At the Fire
The basic tactics of fighting a fire can be divided into the following categories: rescue operations, protection of buildings exposed to the fire, confinement of the fire, extinguishing the fire, and salvage operations. The officer in charge, usually designated as the fireground commander, surveys the area and evaluates the relative importance of these categories. The commander also estimates what additional assistance or apparatus may be needed. Rescue operations are always given priority. Fire fighter safety has assumed increasing importance.
Once the fireground commander has appraised the situation, fire fighters and equipment are deployed. Pumper, ladder, and other truck companies, as well as rescue squads, are assigned to different areas of the fire, usually in accordance with the number and types of hose streams the fireground commander considers necessary to control the fire and prevent its spread.
In accordance with standard procedure for first alarms, fire companies go immediately to their assigned locations without waiting for specific orders. Special plans cover contingencies such as a fire covering a large area, a large building, or a particularly hazardous location. Usually on a first alarm one of the pumpers attacks the fire as quickly as possible, using preconnected hose lines supplied by the water tank in the truck, while larger hose lines are being attached to the hydrants. Members of the ladder and rescue companies force their way into the building, search for victims, ventilate the structure—break windows or cut holes in the roof to allow smoke and heat to escape—and perform salvage operations. Ventilating the structure helps to advance the hose lines with greater safety and ease, and also serves to safeguard persons who may still be trapped in the building.

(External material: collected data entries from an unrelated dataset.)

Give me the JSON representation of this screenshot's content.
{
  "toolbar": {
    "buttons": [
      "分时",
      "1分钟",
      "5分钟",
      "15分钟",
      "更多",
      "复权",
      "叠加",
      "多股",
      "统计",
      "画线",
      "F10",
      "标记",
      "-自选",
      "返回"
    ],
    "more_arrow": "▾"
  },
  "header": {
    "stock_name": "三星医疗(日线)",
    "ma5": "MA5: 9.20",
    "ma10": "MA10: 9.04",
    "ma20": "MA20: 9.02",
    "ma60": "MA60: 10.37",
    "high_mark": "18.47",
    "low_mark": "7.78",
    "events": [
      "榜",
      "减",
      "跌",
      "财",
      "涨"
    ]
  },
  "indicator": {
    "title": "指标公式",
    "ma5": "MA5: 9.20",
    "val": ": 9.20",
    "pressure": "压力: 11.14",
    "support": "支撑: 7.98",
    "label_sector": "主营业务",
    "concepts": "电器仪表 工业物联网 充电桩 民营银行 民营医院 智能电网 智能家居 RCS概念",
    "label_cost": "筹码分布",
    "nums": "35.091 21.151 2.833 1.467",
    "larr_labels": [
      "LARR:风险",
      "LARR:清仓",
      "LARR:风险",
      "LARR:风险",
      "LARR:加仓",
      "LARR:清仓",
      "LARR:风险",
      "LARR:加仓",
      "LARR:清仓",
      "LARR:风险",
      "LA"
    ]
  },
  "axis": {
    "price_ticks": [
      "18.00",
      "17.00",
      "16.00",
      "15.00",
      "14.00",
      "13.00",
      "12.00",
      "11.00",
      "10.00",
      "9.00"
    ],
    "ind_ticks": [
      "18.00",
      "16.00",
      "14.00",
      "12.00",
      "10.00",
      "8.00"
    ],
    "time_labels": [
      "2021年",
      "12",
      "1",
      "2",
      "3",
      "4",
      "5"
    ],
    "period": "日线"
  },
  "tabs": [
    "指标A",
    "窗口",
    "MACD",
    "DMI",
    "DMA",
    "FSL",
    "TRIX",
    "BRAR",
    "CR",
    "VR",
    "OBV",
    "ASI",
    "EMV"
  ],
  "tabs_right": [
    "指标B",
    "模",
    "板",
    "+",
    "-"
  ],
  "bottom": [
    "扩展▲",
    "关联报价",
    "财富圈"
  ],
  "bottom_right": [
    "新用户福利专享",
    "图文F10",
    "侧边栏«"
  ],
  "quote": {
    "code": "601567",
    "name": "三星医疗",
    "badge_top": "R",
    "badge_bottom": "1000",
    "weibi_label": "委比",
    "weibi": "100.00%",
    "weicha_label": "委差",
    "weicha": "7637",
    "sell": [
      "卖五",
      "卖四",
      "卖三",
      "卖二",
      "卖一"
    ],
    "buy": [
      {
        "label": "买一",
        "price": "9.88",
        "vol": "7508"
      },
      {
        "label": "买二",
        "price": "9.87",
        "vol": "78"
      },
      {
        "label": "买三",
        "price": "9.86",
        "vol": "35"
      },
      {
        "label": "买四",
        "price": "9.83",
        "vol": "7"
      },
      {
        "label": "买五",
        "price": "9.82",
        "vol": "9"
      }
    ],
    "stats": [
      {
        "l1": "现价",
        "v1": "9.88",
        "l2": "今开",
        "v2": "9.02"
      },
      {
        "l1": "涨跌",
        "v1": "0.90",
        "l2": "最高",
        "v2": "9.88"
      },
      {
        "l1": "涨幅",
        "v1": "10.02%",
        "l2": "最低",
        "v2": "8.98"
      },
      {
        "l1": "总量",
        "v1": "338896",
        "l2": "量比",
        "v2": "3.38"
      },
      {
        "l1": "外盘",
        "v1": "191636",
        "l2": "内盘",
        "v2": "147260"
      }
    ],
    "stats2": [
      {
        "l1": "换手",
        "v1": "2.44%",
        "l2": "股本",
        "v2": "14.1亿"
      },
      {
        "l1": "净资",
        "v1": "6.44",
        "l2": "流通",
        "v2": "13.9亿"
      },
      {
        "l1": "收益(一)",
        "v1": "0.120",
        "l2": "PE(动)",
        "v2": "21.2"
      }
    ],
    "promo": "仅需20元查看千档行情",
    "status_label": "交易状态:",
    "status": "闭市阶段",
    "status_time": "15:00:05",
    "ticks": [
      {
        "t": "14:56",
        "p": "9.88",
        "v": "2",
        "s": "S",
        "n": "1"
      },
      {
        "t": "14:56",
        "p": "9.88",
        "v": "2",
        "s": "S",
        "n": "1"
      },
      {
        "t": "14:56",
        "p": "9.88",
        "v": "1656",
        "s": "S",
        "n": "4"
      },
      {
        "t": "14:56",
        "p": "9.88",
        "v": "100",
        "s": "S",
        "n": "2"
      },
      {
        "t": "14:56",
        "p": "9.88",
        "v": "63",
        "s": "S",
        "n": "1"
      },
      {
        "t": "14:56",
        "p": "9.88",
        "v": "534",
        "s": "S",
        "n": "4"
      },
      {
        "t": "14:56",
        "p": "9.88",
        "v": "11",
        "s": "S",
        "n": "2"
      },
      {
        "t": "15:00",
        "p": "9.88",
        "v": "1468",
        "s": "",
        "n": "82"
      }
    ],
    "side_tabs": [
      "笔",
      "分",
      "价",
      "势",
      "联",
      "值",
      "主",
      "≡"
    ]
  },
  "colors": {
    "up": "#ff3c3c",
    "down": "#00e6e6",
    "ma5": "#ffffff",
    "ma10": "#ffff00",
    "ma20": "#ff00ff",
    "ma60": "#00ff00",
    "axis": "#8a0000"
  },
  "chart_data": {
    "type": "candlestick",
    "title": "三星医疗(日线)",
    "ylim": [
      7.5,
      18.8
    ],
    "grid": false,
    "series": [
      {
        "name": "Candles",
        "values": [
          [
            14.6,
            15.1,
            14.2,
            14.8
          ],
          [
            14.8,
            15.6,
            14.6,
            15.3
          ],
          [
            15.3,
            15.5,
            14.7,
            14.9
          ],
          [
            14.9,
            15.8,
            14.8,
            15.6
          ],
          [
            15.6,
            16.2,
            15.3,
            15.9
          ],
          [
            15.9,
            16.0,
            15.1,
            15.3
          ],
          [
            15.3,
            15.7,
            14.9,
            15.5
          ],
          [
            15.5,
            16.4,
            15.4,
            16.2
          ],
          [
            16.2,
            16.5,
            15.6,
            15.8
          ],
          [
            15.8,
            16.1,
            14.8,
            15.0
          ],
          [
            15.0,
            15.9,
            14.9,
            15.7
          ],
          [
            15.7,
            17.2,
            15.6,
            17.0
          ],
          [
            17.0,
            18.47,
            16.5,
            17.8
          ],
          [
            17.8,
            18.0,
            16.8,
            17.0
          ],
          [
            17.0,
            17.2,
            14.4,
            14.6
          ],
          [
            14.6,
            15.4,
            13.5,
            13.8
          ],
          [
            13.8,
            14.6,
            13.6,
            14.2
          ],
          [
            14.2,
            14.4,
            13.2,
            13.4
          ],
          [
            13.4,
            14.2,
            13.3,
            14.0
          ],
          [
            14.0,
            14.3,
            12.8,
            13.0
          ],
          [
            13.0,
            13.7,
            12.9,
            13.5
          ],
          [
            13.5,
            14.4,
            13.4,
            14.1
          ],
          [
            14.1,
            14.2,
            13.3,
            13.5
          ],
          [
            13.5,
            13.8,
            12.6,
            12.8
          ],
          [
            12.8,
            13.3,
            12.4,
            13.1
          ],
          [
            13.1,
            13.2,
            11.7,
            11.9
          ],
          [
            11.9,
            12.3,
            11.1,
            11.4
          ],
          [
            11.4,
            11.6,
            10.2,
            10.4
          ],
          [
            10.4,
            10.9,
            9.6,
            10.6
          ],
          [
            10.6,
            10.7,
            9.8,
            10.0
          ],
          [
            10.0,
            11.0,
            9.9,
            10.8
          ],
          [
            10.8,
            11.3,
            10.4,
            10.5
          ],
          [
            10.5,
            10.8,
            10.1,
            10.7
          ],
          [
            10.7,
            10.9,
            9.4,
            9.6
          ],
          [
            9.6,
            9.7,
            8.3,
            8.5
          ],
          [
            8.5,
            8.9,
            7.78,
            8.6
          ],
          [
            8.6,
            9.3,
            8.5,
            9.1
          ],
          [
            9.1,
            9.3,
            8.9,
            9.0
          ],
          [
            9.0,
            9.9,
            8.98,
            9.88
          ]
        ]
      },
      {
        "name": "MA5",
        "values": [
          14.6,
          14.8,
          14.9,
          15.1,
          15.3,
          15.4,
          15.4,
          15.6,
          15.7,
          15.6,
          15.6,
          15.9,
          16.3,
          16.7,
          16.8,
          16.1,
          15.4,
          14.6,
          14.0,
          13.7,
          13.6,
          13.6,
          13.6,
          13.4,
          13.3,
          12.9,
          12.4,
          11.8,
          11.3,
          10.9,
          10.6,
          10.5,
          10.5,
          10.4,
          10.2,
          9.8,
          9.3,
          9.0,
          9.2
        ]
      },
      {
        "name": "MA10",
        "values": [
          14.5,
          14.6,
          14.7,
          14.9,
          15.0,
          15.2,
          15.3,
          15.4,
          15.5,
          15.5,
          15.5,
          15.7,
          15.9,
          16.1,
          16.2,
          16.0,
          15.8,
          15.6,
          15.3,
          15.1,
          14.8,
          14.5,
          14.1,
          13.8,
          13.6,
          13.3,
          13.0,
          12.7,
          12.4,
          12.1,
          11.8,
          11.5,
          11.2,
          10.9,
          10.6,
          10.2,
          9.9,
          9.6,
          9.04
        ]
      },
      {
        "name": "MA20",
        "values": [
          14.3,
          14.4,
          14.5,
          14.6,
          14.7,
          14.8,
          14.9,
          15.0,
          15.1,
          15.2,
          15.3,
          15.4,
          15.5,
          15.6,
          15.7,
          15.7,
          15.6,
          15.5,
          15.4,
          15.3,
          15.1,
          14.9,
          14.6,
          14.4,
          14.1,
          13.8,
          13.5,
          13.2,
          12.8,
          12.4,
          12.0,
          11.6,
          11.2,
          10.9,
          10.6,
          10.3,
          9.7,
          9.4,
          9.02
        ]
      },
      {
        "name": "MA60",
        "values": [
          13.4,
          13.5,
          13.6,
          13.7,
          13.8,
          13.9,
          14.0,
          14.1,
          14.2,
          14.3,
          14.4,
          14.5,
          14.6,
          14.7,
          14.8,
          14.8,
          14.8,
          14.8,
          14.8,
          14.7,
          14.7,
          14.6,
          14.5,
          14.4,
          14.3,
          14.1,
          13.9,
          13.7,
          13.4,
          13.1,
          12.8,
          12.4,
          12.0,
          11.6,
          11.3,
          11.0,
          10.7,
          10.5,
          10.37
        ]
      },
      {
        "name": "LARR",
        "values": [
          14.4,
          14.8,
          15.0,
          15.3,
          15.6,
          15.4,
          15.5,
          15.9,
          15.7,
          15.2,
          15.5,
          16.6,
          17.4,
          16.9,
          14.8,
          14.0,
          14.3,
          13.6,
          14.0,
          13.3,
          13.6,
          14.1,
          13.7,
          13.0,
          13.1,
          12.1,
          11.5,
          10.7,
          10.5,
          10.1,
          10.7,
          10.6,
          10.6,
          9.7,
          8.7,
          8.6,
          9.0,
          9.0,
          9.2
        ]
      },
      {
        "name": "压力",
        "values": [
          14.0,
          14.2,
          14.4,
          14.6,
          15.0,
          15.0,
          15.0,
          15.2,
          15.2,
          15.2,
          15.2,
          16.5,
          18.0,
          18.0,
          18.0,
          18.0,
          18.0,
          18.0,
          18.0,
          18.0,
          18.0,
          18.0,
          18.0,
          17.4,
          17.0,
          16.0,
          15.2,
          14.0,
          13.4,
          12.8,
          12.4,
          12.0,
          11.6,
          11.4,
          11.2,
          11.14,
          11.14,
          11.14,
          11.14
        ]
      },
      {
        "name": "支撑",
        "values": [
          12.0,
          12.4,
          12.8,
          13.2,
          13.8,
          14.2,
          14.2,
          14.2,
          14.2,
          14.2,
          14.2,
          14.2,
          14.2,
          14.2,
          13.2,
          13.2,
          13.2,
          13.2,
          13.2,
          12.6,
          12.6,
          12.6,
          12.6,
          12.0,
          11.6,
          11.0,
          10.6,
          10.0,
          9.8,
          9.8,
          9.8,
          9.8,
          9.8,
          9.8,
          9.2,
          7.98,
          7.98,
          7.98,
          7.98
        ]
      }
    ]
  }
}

Temperatures within a burning building may exceed 815° C (1500° F). Brightly burning fires principally generate heat, but smoldering fires also produce combustible gases that need only additional oxygen to burn with explosive force. The hazards to which fire fighters and occupants of a burning building are exposed include the breathing of superheated air, toxic smoke and gases, and oxygen-deficient air, as well as burns, injuries from jumping or falling, broken glass, falling objects, or collapsing structures. Handling a hose is difficult even before the line is charged with water under pressure. Nozzle reaction forces can amount to several hundred pounds, requiring the efforts of several people to direct a stream of water.